The Economist's Lexington agrees:
And so american politics came to this: the day after a jury concluded in a civil case that Donald Trump had committed sexual abuse and then defamed his victim, he preened on national television as the front-runner for the presidential nomination of the party of family values and law and order, of American greatness and American pride. Mr Trump’s gall should not surprise anyone, of course, not after his success for seven years in defining Republican values down. Yet what a degrading spectacle it was.
But, unfiltered by his aides, Mr Trump damaged himself in the town hall for purposes of a general-election campaign. Mr Biden was fundraising off the event as it ended (“Do you want four more years of that?” he asked on Twitter) and within half an hour his team released an ad interleaving Mr Trump’s musings about the beauty of January 6th with images of violence that day. Should Mr Trump win the nomination, his boasts about overturning abortion rights would haunt him, along with many other remarks, some of which may also enhance his growing legal jeopardy.
The Times expands on that last point:
Mr. Trump described for Ms. Collins how he had apparently taken materials from the White House not only on purpose, but in plain view of the public.

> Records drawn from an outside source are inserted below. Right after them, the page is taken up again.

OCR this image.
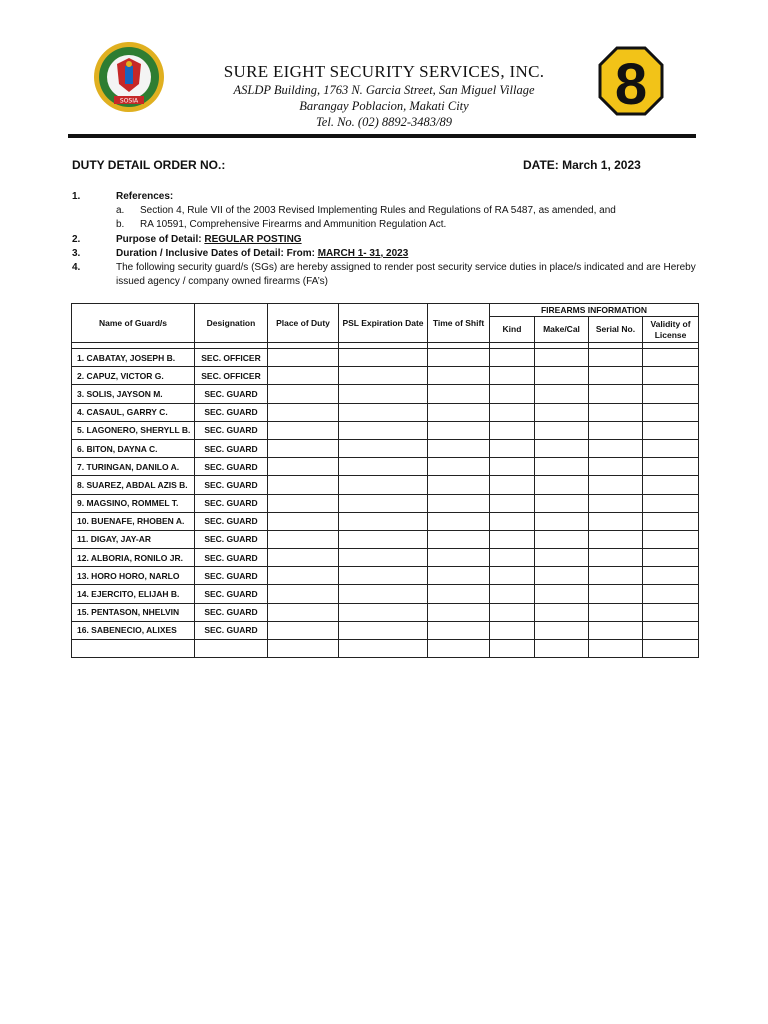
SOSIA
SURE EIGHT SECURITY SERVICES, INC.
ASLDP Building, 1763 N. Garcia Street, San Miguel Village
Barangay Poblacion, Makati City
Tel. No. (02) 8892-3483/89
8
DUTY DETAIL ORDER NO.:	DATE: March 1, 2023
1.	References:
a.	Section 4, Rule VII of the 2003 Revised Implementing Rules and Regulations of RA 5487, as amended, and
b.	RA 10591, Comprehensive Firearms and Ammunition Regulation Act.
2.	Purpose of Detail: REGULAR POSTING
3.	Duration / Inclusive Dates of Detail: From: MARCH 1- 31, 2023
4.	The following security guard/s (SGs) are hereby assigned to render post security service duties in place/s indicated and are Hereby issued agency / company owned firearms (FA’s)
Name of Guard/s	Designation	Place of Duty	PSL Expiration Date	Time of Shift	FIREARMS INFORMATION			
					Kind	Make/Cal	Serial No.	Validity of License

1. CABATAY, JOSEPH B.	SEC. OFFICER							
2. CAPUZ, VICTOR G.	SEC. OFFICER							
3. SOLIS, JAYSON M.	SEC. GUARD							
4. CASAUL, GARRY C.	SEC. GUARD							
5. LAGONERO, SHERYLL B.	SEC. GUARD							
6. BITON, DAYNA C.	SEC. GUARD							
7. TURINGAN, DANILO A.	SEC. GUARD							
8. SUAREZ, ABDAL AZIS B.	SEC. GUARD							
9. MAGSINO, ROMMEL T.	SEC. GUARD							
10. BUENAFE, RHOBEN A.	SEC. GUARD							
11. DIGAY, JAY-AR	SEC. GUARD							
12. ALBORIA, RONILO JR.	SEC. GUARD							
13. HORO HORO, NARLO	SEC. GUARD							
14. EJERCITO, ELIJAH B.	SEC. GUARD							
15. PENTASON, NHELVIN	SEC. GUARD							
16. SABENECIO, ALIXES	SEC. GUARD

“When we left Washington, we had the boxes lined up on the sidewalk outside for everybody,” he said. “People are taking pictures of them. Everybody knew we were taking those boxes.”

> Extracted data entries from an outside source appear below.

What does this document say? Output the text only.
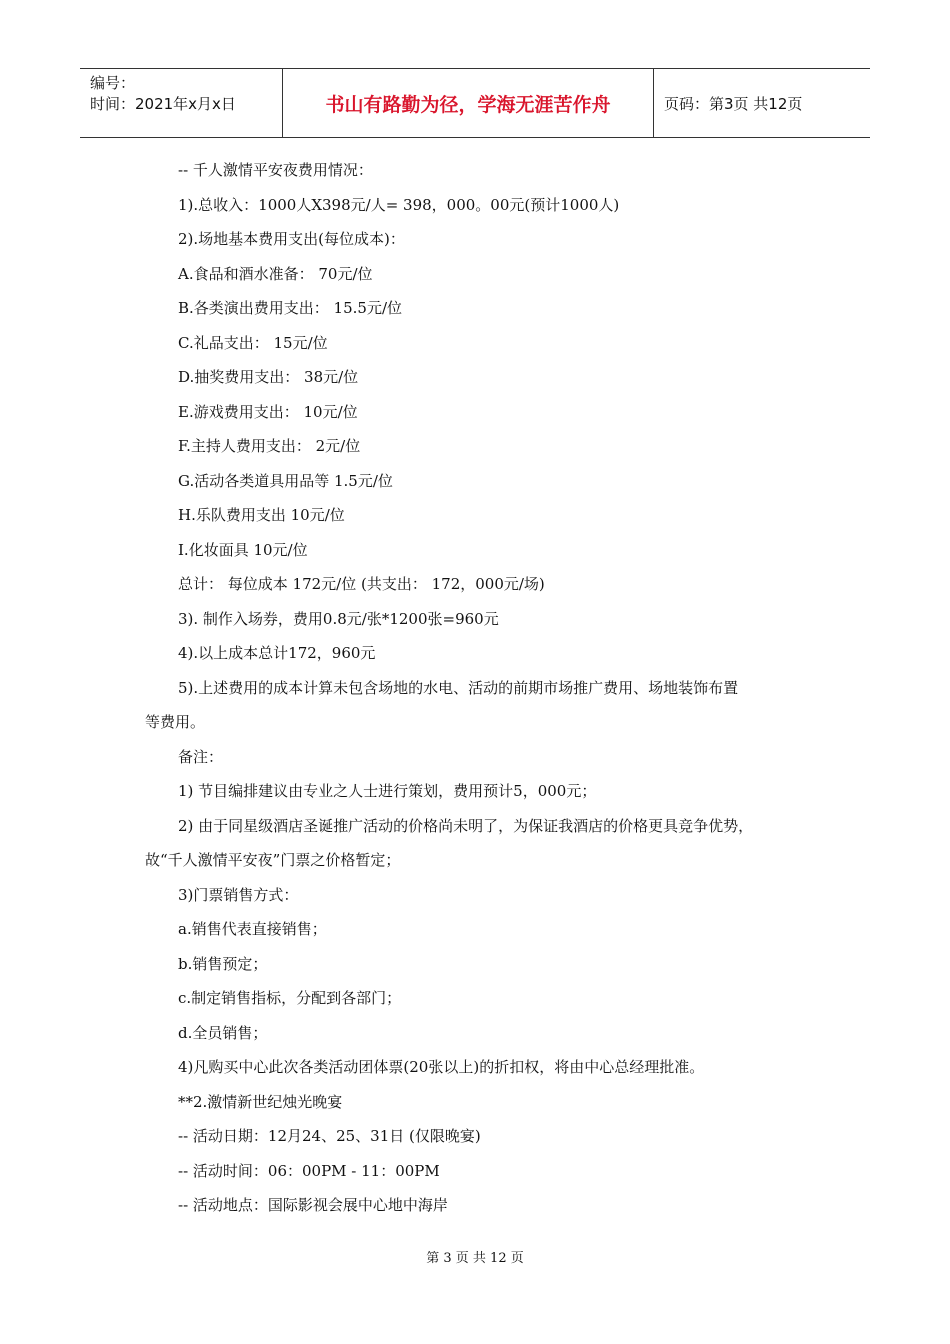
编号：
时间：2021年x月x日	书山有路勤为径，学海无涯苦作舟	页码：第3页 共12页
-- 千人激情平安夜费用情况：
1).总收入：1000人X398元/人= 398，000。00元(预计1000人)
2).场地基本费用支出(每位成本)：
A.食品和酒水准备： 70元/位
B.各类演出费用支出： 15.5元/位
C.礼品支出： 15元/位
D.抽奖费用支出： 38元/位
E.游戏费用支出： 10元/位
F.主持人费用支出： 2元/位
G.活动各类道具用品等 1.5元/位
H.乐队费用支出 10元/位
I.化妆面具 10元/位
总计： 每位成本 172元/位 (共支出： 172，000元/场)
3). 制作入场券，费用0.8元/张*1200张=960元
4).以上成本总计172，960元
5).上述费用的成本计算未包含场地的水电、活动的前期市场推广费用、场地装饰布置
等费用。
备注：
1) 节目编排建议由专业之人士进行策划，费用预计5，000元；
2) 由于同星级酒店圣诞推广活动的价格尚未明了，为保证我酒店的价格更具竞争优势，
故“千人激情平安夜”门票之价格暂定；
3)门票销售方式：
a.销售代表直接销售；
b.销售预定；
c.制定销售指标，分配到各部门；
d.全员销售；
4)凡购买中心此次各类活动团体票(20张以上)的折扣权，将由中心总经理批准。
**2.激情新世纪烛光晚宴
-- 活动日期：12月24、25、31日 (仅限晚宴)
-- 活动时间：06：00PM - 11：00PM
-- 活动地点：国际影视会展中心地中海岸
第 3 页 共 12 页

Mr. Trump’s attempts to play down or explain away his handling of the documents came at a moment when Mr. Smith’s office was increasingly homing in on the key question of whether the former president sought to hide some of the documents in his possession after the Justice Department issued a subpoena last May demanding their return.

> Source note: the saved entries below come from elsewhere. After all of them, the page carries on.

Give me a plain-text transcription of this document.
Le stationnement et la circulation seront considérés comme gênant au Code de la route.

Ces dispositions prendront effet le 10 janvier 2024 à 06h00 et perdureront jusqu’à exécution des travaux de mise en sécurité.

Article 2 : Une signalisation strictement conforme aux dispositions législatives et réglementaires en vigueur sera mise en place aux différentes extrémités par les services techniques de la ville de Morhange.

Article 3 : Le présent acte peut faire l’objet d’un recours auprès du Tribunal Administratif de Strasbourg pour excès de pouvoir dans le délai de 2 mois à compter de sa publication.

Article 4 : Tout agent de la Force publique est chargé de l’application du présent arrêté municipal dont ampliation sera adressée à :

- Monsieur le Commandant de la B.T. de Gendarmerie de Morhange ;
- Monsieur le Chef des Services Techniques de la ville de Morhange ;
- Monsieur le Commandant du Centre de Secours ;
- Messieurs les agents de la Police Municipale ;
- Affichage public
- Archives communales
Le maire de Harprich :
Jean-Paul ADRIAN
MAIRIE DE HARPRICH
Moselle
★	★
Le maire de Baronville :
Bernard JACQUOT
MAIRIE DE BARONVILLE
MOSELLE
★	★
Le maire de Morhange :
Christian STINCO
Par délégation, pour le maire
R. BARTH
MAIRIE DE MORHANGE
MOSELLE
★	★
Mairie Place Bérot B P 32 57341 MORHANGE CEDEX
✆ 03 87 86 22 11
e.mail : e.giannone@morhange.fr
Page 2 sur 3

Finally, James Fallows indicts CNN for its complicity in this nonsense:
—The least cynical explanation for why CNN offered Trump this opportunity is that they are trying to ingratiate themselves with Trump and his GOP. Perhaps a “re-centered” CNN could occupy the space opened by chaos at Fox?
—The more cynical explanation is that for CNN’s leadership the difference between spectacle and news was meaningless. A live Trump show would draw an audience and make headlines. Which is part of the defense its new CEO, Chris Licht, reportedly offered on a staff call today.
Fallows includes a bit from his 2016 interview with primatologist Jane Goodall, which really sums up the CNN town hall and, in fact, anything that the XPOTUS does in public:
“In many ways the performances of Donald Trump remind me of male chimpanzees and their dominance rituals,” Jane Goodall, the anthropologist, told me shortly before Trump won the GOP nomination. “In order to impress rivals, males seeking to rise in the dominance hierarchy perform spectacular displays: stamping, slapping the ground, dragging branches, throwing rocks. The more vigorous and imaginative the display, the faster the individual is likely to rise in the hierarchy, and the longer he is likely to maintain that position.”
In her book My Life With the Chimpanzees, Goodall told the story of “Mike,” a chimp who maintained his dominance by kicking a series of kerosene cans ahead of him as he moved down a road, creating confusion and noise that made his rivals flee and cower. She told me she would be thinking of Mike as she watched the upcoming debates [between Trump and Hillary Clinton].
Yes. The XPOTUS has normalized chimpanzee behaviors in American politics.
So, who else is excited for the 2024 election?